Mobile App Revenue Set To Double In Five Years, Making 3x Amount Of Money Since 2008

Apps stock

Global mobile app revenue is set to double over the next five years, according to a new report by a global analyst firm.

New figures released by technology research company Ovum predict that revenue from apps will increase from $36bn in 2015 to $79bn in 2020, growing more in the next few years than since their emergence in 2008.

According to the report, entitled “App Revenue to Double by 2020, Outpacing Download Growth”, this means that global mobile apps will generate over three times as much revenue between 2016 and 2020 than they did between 2008 and 2015.

In light of these projections, Ovum says that by 2020, revenue growth will have overtaken app download rates, with downloads only seeing a 1.8x increase from 211bn in 2015 to 378bn in 2020.

Ovum’s Digital Media principal analyst and author of the report, Guillermo Escofet said: “Downloads will however see a marked slowdown in mature smartphone markets as they approach saturation and as user acquisition costs escalate, placing a greater emphasis on download quality rather than quantity.

“Revenue, on the other hand, will continue on a higher growth trajectory as people spend more time on apps and as in-app spending intensifies.”
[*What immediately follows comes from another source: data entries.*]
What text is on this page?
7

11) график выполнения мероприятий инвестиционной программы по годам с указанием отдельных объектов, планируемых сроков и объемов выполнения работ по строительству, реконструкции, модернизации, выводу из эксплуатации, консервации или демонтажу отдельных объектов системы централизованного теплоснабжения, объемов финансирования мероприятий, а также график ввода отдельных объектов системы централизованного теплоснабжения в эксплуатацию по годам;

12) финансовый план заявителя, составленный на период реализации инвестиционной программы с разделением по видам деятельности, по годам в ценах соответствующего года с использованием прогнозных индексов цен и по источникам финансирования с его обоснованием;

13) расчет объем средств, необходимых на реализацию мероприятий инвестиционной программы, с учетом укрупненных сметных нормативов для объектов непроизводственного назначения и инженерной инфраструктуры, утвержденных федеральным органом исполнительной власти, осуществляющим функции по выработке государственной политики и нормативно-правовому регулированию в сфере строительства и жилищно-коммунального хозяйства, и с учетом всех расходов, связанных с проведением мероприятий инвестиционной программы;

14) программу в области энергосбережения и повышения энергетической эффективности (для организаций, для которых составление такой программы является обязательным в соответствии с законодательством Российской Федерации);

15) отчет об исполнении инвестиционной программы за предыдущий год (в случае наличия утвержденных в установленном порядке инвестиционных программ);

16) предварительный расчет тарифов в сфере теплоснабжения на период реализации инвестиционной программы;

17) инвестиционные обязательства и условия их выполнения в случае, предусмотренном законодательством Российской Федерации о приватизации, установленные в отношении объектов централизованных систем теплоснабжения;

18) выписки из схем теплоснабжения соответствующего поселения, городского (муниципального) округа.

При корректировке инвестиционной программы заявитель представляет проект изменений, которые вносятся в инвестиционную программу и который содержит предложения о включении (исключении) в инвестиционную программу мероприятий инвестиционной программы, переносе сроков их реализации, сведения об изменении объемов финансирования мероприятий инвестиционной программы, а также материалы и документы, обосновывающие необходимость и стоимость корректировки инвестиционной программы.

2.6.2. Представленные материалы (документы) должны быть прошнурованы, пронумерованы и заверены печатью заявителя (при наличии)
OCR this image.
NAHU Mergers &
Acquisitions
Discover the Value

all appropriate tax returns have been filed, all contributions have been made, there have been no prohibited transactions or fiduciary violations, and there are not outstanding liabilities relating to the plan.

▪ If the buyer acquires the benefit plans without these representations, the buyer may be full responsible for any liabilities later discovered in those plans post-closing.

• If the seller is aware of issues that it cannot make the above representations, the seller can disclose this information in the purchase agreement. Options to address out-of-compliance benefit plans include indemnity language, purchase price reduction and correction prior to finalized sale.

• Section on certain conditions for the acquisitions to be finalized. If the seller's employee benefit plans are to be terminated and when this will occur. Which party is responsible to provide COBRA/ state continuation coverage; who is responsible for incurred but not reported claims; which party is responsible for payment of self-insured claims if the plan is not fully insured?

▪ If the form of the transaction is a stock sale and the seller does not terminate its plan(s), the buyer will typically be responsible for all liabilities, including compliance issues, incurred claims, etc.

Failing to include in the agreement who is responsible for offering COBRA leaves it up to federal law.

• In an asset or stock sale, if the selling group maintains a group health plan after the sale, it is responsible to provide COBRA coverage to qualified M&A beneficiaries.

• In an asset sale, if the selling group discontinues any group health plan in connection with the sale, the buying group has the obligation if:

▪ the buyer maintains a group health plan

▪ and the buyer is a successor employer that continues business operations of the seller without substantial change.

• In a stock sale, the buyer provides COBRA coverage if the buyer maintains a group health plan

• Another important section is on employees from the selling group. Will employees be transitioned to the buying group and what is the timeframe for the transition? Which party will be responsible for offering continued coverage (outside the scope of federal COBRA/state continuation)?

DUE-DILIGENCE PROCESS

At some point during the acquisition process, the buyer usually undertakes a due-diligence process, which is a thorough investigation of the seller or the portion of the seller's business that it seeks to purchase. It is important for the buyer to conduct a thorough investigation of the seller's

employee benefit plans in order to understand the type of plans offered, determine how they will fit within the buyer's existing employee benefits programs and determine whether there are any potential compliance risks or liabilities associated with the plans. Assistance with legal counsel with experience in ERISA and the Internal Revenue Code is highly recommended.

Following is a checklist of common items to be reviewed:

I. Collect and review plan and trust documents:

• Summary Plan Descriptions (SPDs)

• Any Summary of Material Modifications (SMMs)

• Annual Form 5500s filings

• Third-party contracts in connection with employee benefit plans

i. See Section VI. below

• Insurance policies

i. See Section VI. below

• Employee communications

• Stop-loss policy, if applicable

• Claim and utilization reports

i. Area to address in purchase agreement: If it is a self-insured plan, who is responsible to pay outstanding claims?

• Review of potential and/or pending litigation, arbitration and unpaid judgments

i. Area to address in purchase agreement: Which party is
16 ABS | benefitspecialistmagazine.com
Escofet also outlines the reasons why the global mobile app market will see such movement, saying that emerging markets will register the steepest growth rate over the next five years in both downloads and revenue – with mobile app revenue growing twice as much in developed markets.

In terms of downloads, Ovum forecasts that they will continue to be dominated by emerging markets, with China the main reason for this dominance.

The company’s research predicts that China will be responsible for the largest share of app installs from 2013 to 2020, with many of its installs occurring via its huge independent Android app store sector.

He added: “China will also end up as the top-grossing country, helped by its huge mobile gaming industry.”